Just imagine, for example, a mushroom-leather Hermès bag that begins to break down after several years of use, or exposure to excess humidity. Rather than crumbling, like hide leather does, these mushroom bags begin to sprout rare mushrooms. Clients, having invested significantly in these bags and grown emotionally attached to them, begin burying them in their yards. A crop of “Hermès Mushrooms” in the garden becomes a sign of status and distinction, and a driver of iconicity for the House (which quickly begins researching how to grow them in orange.)
What if Kering’s Innovation Lab pioneers a synthetic fur that turns out to be highly stain- and water-resistant? Designers might find mimic the traditional aesthetic codes of fur by showing the pieces as après-ski; clients themselves might find these garments washable and breathable enough to wear them on the actual slopes in a muddy, post-snow world - leading to new bodily interactions and social experiences that invite an interesting creative conversation with Gucci’s Milanese roots, just a short train ride from the Italian Alps.
Finally, milk-fiber silk reportedly has a heavier weight and feel than traditional silk. What if milk-fiber base layers (such as camis, t-shirts) became a form of gentle reassurance and protection for wearers, a sort of portable weighted blanket? The House that adopted these fabrics would be able to position itself as an ally of its clients in an anxiety-inducing world, and offer them a form of subtle “armor on the inside” that replaces external bodily-protecting materials that codify toughness, such as leather, to better fit in a gentler, post-toxic-masculinity society.

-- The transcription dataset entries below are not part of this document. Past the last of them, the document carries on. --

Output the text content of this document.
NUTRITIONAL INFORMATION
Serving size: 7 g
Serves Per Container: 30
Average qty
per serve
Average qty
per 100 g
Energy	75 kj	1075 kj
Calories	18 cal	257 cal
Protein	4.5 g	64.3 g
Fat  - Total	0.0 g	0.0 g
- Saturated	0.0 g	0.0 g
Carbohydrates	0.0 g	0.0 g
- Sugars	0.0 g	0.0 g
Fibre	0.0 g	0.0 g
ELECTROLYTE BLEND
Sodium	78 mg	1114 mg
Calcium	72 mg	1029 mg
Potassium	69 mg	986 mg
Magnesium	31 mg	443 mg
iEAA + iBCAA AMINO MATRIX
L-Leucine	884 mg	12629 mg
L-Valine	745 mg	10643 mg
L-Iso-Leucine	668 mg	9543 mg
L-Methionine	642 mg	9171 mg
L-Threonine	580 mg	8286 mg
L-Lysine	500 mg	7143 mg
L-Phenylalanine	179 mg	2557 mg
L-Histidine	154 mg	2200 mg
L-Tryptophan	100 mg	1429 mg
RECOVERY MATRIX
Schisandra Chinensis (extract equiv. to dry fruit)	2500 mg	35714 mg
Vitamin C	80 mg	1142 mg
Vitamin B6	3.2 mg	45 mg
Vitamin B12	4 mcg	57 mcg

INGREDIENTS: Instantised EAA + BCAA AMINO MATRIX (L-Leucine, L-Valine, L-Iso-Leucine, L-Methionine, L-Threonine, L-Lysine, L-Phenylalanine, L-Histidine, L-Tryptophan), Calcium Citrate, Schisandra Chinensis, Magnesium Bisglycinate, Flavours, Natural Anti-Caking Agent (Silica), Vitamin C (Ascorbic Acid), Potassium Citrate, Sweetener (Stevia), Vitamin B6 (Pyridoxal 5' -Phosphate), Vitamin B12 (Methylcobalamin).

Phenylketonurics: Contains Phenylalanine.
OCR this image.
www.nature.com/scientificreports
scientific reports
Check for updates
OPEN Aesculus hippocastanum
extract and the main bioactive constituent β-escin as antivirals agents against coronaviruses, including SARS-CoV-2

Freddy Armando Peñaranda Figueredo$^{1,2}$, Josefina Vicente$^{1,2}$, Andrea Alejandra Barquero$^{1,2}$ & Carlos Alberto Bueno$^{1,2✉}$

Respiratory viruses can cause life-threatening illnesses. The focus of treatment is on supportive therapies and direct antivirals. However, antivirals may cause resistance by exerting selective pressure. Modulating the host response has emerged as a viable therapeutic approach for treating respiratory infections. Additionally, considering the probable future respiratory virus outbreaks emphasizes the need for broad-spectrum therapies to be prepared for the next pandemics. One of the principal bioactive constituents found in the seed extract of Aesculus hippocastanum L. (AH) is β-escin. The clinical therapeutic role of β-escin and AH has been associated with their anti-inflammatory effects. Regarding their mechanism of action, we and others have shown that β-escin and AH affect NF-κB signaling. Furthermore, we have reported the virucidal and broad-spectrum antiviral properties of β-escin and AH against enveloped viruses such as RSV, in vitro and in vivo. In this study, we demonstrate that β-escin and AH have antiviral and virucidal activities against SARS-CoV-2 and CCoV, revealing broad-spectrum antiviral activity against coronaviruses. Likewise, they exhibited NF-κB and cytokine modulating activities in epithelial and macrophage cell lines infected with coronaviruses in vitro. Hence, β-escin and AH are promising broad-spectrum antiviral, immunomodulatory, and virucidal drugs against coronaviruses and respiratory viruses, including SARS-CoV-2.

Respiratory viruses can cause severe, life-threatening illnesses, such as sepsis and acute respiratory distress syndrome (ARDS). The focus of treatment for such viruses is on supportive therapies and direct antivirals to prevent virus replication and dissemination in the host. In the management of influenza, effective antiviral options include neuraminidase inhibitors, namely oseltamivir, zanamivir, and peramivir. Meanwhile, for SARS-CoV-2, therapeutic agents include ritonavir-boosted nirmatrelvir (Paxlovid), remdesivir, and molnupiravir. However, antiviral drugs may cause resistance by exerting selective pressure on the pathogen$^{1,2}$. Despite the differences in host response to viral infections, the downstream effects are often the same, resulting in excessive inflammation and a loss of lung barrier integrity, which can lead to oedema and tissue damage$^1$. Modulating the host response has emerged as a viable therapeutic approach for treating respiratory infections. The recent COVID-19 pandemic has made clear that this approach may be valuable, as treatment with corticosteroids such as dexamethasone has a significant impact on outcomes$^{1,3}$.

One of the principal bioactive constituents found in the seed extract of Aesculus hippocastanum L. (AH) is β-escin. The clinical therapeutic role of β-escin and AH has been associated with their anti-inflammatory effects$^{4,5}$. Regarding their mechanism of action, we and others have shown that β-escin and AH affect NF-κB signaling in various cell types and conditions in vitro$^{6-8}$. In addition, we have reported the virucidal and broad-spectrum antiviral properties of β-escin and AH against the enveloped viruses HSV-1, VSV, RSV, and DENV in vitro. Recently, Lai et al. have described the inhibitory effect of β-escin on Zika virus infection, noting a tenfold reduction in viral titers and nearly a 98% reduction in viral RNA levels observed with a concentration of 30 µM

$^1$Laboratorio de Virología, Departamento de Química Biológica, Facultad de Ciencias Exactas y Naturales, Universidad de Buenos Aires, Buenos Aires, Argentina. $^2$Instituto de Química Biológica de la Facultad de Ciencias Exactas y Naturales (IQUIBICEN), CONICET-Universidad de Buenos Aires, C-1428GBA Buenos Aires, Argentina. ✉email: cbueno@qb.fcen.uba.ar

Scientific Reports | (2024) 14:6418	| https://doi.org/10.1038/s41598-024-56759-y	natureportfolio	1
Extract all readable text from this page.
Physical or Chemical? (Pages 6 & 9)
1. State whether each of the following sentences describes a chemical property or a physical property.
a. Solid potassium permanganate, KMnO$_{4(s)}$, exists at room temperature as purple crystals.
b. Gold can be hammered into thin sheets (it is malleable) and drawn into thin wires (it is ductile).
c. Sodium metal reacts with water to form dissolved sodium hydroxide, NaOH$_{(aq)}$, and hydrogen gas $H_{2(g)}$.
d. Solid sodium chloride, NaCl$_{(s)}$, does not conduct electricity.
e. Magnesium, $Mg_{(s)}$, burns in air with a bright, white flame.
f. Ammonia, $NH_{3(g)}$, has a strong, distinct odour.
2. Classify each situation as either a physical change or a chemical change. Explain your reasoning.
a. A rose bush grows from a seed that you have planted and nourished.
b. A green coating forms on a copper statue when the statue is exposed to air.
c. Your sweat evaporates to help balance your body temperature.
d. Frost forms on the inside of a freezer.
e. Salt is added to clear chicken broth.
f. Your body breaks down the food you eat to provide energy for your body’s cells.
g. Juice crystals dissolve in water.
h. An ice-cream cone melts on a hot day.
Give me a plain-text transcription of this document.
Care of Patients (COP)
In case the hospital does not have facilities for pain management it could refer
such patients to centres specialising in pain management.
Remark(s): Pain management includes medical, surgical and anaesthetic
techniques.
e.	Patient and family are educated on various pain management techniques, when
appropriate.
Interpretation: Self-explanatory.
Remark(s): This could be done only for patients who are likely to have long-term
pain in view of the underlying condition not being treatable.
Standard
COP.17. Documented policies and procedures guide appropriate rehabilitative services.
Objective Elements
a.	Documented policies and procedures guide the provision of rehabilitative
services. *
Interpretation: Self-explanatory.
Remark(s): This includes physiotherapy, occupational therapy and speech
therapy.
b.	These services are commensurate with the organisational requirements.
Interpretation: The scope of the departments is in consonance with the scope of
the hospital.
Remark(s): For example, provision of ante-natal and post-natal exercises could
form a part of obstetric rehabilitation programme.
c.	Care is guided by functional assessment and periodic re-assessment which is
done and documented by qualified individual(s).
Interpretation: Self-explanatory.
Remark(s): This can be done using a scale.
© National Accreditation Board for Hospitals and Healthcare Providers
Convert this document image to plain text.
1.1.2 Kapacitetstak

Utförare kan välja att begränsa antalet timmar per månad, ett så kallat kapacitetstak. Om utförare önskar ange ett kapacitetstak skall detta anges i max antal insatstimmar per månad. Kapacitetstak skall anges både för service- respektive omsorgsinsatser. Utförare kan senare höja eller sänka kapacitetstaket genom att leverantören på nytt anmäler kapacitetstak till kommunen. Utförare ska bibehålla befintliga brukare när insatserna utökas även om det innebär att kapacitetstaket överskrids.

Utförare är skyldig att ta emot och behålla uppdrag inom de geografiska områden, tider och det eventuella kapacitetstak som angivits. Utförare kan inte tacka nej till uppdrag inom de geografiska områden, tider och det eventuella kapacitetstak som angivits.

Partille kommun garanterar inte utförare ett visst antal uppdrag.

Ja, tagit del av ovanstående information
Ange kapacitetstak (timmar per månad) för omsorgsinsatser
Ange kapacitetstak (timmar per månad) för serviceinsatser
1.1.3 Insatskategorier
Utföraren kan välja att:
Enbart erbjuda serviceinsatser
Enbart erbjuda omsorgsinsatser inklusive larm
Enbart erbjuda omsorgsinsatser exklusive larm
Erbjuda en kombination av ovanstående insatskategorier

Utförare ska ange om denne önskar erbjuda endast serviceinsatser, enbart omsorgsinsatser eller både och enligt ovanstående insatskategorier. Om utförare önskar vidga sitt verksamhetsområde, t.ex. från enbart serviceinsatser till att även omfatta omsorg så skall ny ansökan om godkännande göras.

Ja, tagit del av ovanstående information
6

In sum, there is little doubt that materials “materialize” luxury (4)(5): they are the medium through which we physically interact with Houses and understand nations of authority and difference in an intimate, interactive relationship between body and garment. Without the culturally constructed notions of value and rarity that we associate with fabrics like leather and cashmere, it’s understandable that the symbolic weight enjoyed by Houses stands to be thrown in an industry dominated by materials “anyone” can make in a lab. But as we’ve seen, savoir-faire and technical know-how are, at their heart, a question of storytelling and creative direction for Houses. And the ability to create iconic materials with new technologies lies essentially in the same process that’s given us most luxury icons over the years: a keen sense of who clients are and how they use luxury objects to navigate the world.